MATERIAL JETTING: UNE PLUS HAUTE RESOLUTION
Le material jetting est une autre technologie que nous allons voir de plus en plus. L'acteur israélien Xjet est le premier à avoir construit une machine pouvant être commercialisée. Il en a déjà vendu deux. Avec cette technique, le matériau est fondu et les nano-gouttelettes sont positionnées avec précision afin de composer le produit. En fait, cette technologie est comparable à ce qui se passe dans une imprimante à jet d'encre. Seulement, on utilise du métal ou de la céramique et cela se fait en 3D. L'entreprise israélienne travaille avec 18.000 gouttelettes par seconde. Selon elle, l'avantage de cette technologie est que les gouttes sont beaucoup plus petites que les poudres utilisées par les imprimantes à lit
de poudre: 5 à 6 µm contre 40 µm avec
un lit de poudre et jusqu'à 90 µm avec la technologie LMD. Conséquence: la qualité de surface est nettement supérieure. Et comme les gouttes ne sont pas rondes, la pièce imprimée présente une densité de matériau élevée: presque 100% présentent des caractéristiques mécaniques qui sont égales dans toutes les directions (après frittage). Vader est une entreprise américaine qui développe cette technique pour l'aluminium, entre autres.
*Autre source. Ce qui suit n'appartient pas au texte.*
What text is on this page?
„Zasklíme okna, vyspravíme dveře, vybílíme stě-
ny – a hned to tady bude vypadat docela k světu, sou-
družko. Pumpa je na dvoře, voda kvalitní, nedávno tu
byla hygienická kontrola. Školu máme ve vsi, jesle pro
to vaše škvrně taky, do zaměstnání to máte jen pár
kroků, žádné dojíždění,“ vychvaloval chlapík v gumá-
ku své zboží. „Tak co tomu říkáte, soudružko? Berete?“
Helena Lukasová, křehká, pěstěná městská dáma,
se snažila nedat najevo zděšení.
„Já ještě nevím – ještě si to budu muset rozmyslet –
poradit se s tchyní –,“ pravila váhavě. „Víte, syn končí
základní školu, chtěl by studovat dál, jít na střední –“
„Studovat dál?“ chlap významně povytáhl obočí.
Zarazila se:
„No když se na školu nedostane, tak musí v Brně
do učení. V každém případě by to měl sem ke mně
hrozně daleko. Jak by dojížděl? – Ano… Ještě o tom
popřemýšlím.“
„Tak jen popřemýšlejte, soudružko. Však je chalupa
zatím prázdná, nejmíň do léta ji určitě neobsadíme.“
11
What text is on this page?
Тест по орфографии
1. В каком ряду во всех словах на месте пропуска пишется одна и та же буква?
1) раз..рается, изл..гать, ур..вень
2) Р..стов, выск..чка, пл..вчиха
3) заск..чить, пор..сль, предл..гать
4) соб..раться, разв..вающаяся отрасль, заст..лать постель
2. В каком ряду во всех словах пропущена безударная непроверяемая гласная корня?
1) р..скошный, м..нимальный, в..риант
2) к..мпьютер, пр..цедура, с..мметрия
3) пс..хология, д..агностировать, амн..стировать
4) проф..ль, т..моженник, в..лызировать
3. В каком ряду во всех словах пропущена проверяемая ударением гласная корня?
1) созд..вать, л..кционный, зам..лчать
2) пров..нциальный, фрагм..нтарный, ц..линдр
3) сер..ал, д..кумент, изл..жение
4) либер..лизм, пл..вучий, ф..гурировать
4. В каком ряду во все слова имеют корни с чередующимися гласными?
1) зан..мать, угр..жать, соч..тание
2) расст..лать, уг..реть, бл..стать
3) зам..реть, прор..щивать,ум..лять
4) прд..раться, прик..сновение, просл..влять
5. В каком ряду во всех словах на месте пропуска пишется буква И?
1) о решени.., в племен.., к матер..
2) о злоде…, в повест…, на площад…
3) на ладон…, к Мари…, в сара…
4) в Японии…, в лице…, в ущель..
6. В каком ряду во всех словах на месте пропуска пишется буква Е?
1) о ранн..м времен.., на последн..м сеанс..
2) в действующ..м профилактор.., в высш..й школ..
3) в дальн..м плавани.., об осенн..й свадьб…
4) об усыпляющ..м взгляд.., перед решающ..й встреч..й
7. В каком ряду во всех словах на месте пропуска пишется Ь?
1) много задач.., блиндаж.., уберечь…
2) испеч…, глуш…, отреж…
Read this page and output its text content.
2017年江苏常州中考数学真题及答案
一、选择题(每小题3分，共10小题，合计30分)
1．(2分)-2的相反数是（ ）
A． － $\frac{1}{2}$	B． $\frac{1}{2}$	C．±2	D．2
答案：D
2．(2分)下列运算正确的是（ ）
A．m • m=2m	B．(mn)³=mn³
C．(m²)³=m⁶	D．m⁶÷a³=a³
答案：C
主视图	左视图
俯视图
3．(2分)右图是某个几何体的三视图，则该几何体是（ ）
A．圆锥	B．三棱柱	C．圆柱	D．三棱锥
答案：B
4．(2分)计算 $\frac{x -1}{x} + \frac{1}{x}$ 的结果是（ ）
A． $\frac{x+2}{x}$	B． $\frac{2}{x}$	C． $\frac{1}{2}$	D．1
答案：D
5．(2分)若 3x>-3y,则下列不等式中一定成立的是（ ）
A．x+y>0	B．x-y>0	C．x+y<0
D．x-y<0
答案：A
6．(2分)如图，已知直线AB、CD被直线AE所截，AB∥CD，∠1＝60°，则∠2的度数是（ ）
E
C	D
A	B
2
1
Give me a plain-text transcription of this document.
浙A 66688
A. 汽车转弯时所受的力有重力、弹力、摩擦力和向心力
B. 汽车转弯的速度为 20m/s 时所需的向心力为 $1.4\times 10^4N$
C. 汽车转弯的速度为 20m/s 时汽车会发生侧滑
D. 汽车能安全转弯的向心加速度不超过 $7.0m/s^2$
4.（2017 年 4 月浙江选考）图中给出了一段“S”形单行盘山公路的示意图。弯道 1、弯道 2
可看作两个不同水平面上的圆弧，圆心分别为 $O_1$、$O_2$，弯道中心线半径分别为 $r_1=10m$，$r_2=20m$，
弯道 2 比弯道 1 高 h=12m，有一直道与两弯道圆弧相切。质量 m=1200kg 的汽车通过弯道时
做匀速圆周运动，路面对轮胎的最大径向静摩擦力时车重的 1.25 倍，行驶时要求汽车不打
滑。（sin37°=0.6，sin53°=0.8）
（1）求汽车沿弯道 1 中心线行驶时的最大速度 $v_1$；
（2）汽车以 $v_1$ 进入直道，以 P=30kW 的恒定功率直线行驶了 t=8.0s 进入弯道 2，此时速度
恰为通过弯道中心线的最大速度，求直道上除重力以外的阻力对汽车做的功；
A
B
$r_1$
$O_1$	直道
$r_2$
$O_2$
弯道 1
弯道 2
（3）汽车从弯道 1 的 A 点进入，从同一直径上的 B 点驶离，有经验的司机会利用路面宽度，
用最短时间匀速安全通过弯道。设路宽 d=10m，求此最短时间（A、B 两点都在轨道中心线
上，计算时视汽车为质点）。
Elle aborde les choses différemment: en partant d'un fil à souder en aluminium pour imprimer des produits très rapidement. Chez Vader, la qualité de surface est grossière mais la vitesse extrêmement élevée.
LE PLASTIQUE COMME ALTERNATIVE?
L'industrie métallurgique a toujours tendance à lorgner vers les imprimantes 3D métal. Elles ont tort. Seule l'impression 3D avec filament offre des développements intéressants au niveau des matériaux qui remplacent les pièces fraisées en aluminium dans différentes applications. On voit apparaître sur le marché de meilleurs filaments, entre autres chargés en particules de carbone, si bien que les caractéristiques mécaniques des pièces sont sans cesse améliorées. Notamment en X et en Y, où l'on atteint quasiment les caractéristiques du matériau. Hélas, l'impression 3D avec filament signifie toujours une grosse perte de solidité en Z. Notamment dans la construction de machines, où plusieurs fabricants
ont déjà franchi le pas et ont remplacé certaines pièces par des pièces imprimées en 3D réalisées avec des matériaux chargés en carbone. L'avantage est qu'ils ne doivent plus se constituer de stock.